Angst vor „einsamen Wölfen“
Wie der Terror sein Gesicht verändert hat
München Paris, Brüssel, Istanbul, Nizza – und jetzt ein Regionalzug bei Würzburg, jenseits von Großstädten und Menschenansammlungen, irgendwo in der Provinz. Es sieht so aus, als habe der Terror eine neue Dimension erreicht: nicht vernetzte, unauffällige Täter, die sich extrem schnell radikalisieren und mit alltäglichen Gegenständen an unverdächtigen Orten eine Spur des Schreckens hinterlassen. Es ist der Terrorismus, den Sicherheitsbehörden am meisten fürchten. Gegen ihn gibt es kaum präventive Mittel.
„Es ist ja genau die Strategie des Islamischen Staates, mit solchen uneinschätzbaren Anschlägen eine Polarisierung hervorzurufen“, sagt der Terrorexperte Peter Neumann vom King’s College in London. „Es ist eine Art Teufelskreis: Die Extreme auf beiden Seiten der Bevölkerung erstarken, auf der islamistischen und rechtspopulistischen Seite.“
In der Wahllosigkeit von Ort und Opfern sehen Experten eine neue und alarmierende Stufe. „Der Amokläufer, wie man ihn aus der Literatur kennt, hat ein Ziel, das er als Ursache seines Leidens sieht: der Arbeitsplatz, der ihm gekündigt wurde, die Schule, an der er erfolglos war“, sagt der Direktor der Kriminologischen Zentralstelle in Wiesbaden, Martin Rettenberger. Der IS gibt Ziellosen nun ein – vermeintliches – Ziel.
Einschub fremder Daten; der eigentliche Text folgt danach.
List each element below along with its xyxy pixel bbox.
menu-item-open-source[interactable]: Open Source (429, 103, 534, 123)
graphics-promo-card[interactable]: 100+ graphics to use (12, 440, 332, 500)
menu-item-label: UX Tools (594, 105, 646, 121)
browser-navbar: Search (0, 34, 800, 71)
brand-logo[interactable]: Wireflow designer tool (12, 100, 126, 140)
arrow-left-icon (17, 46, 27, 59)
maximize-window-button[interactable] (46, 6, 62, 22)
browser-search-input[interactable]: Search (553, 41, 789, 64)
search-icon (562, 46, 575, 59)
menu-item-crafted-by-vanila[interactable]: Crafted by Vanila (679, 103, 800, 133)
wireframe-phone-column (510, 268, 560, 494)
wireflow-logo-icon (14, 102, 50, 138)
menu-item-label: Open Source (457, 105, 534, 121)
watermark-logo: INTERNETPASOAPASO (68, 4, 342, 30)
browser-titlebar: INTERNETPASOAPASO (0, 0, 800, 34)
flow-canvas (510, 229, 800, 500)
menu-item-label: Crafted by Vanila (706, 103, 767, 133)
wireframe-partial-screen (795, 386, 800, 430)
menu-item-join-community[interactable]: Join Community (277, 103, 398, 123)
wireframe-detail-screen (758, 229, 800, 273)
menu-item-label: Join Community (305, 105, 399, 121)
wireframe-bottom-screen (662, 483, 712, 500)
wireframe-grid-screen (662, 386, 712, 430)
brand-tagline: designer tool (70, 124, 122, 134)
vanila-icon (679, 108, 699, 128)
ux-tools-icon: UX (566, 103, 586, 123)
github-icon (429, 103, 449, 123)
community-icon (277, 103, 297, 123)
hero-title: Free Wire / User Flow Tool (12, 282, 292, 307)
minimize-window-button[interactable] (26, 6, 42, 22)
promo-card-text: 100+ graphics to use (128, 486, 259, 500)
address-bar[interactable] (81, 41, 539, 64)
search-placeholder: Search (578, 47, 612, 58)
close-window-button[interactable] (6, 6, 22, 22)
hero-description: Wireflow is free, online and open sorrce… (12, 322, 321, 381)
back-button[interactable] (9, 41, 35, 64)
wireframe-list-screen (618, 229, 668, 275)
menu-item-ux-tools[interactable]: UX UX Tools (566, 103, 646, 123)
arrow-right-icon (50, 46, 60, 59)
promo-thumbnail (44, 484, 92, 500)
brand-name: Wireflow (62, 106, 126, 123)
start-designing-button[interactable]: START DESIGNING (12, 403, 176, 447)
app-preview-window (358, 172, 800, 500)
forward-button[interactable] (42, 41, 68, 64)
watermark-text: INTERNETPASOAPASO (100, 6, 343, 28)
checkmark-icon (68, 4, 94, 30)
Das Infame: Dieses Ziel ist überall. „Es sind einsame Wölfe, denen der Islamische Staat eine Projektionsfläche bietet und ihnen erlaubt, ihre persönlichen Probleme in ein politisches Projekt zu verwandeln“, sagt Neumann. „Der IS gibt ihnen sozusagen die Lizenz, die Marke Islamischer Staat dafür zu nutzen.“
Würzburg und Nizza stehen auch nach Einschätzung der europäischen Polizeibehörde Europol für eine wachsende Bedrohung durch „einsame Wölfe“. IS und Al-Kaida hätten „wiederholt in westlichen Staaten lebende Muslime aufgerufen, als Einzeltäter Angriffe in ihren Ländern zu verüben“. Obwohl sich die Täter von Würzburg und anderer Attacken der jüngsten Zeit zum IS bekannten, gebe es keine Beweise für Verbindungen zu der Gruppierung. Laut dem neuen Europol-Jahresbericht wurden 2015 in den 28 EU-Staaten 151 Menschen bei Anschlägen getötet und mehr als 350 verletzt. Die EU habe 2015 einen „deutlichen Anstieg von Opfern durch Terroranschläge“erlebt, so Europol-Chef Rob Wainwright.